Gulabi revolves around human trafficking — a topic not much heard in Telugu cinema in the ’90s. “A single-column newspaper story triggered a potential full-length feature for Krishna Vamsi. A burqa-clad girl in her teens was accompanied by an old man in Indian Airlines flight which was about to take off to Dubai. The persistent cry of the girl raised suspicions and, luckily, an airhostess alerted the crew. Subsequently, the men behind the flesh trade were nabbed. That had become the source for Gulabi,” shares JD.
When Ram Gopal Varma heard that the actor was selling off his house to pool money, he immediately chided him and said he would take up the project. “RGV didn’t listen to the script, but he immediately spoke to Amitabh Bachchan and thus ABCL agreed to partner with Gulabi, which was a maiden Telugu production for Amitabh,” he adds.
Initially, the title in JD’s mind was ‘University’. “Since I grew up in a social milieu of complete violence, watching students’ protests in the Osmania University campus, I visualised the story that way. When the Hindi movie Jo Jeeta Wohi Sikandar was released, I was surprised that our script was on the similar lines,” he shares.

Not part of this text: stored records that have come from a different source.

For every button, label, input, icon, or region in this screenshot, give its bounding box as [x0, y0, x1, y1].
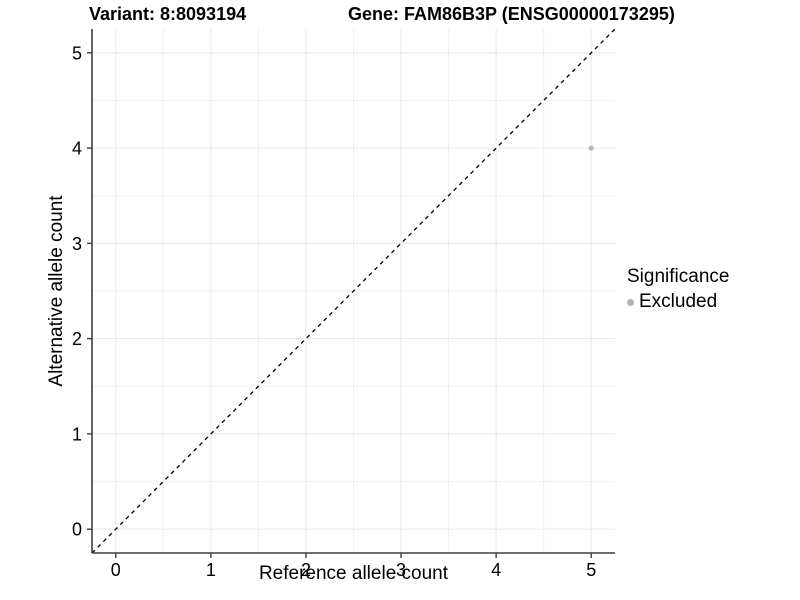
y-tick-label: 3: [72, 234, 82, 254]
legend-item-label: Excluded: [639, 291, 718, 312]
y-tick-label: 1: [72, 424, 82, 444]
x-tick-label: 4: [491, 560, 501, 580]
x-tick-label: 5: [586, 560, 596, 580]
plot-title-gene: Gene: FAM86B3P (ENSG00000173295): [348, 4, 675, 24]
plot-title-variant: Variant: 8:8093194: [89, 4, 247, 24]
legend-dot-icon: [627, 298, 634, 306]
y-tick-label: 0: [72, 520, 82, 540]
legend: Significance Excluded: [627, 265, 729, 313]
x-tick-label: 0: [111, 560, 121, 580]
legend-item: Excluded: [627, 291, 729, 313]
y-tick-label: 2: [72, 329, 82, 349]
legend-items: Excluded: [627, 291, 729, 313]
y-tick-label: 5: [72, 43, 82, 63]
legend-title: Significance: [627, 266, 730, 287]
identity-reference-line: [91, 28, 616, 554]
x-tick-label: 1: [206, 560, 216, 580]
data-point: [588, 145, 594, 151]
y-axis-title: Alternative allele count: [46, 195, 67, 387]
x-tick-label: 2: [301, 560, 311, 580]
y-tick-label: 4: [72, 139, 82, 159]
x-axis-title: Reference allele count: [258, 563, 449, 584]
x-tick-label: 3: [396, 560, 406, 580]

What uniqueness did you find in Krishna Vamsi? “We both had worked under RGV as assistant directors. We used to be in perfect sync with ideas and concepts. Both of us had one thing in common — arrogance. It came out of confidence or maybe with knowledge. Gulabi had changed our career graphs. After that, we parted ways because we fought each other for a girl. Of course, we’re united again now,” laughs JD.
The comedy track with Brahmaji was a massive takeaway for Gulabi. “Though he was a senior to me, the personal relationship fared better for us during the shoot. We have been friends from the movie Siva. The portrayal of characters reflected our relationship which was exactly the same in real life too.”
The single Meghalalo Thelipommannadi was a massive hit. “It was shot in Araku Valley. Krishna Vamsi was angry at me during the shoot. He abandoned us in the middle and I had to shoot all four other shots myself.”
“We didn’t sell the film Gulabi as nobody bought it because they thought it was some run-of-the mill story. But Ramoji Rao believed in us and he released Gulabi through Ushakiran Movies. We made good money out of it.,” he shares.
How producer RGV was different from director RGV? “I didn’t see any difference in him. He never ever behaved like a producer; he is always a director.”
Talking about the female lead Maheshwari, JD says, “The romance track worked out well. I’m unsure whether a movie like Gulabi could’ve been a hit in 2020 but the emotion kept the pace of the movie. The phone conversation between us was well shot. We didn’t have mobile phones back then. I had to import cordless phones from the US.”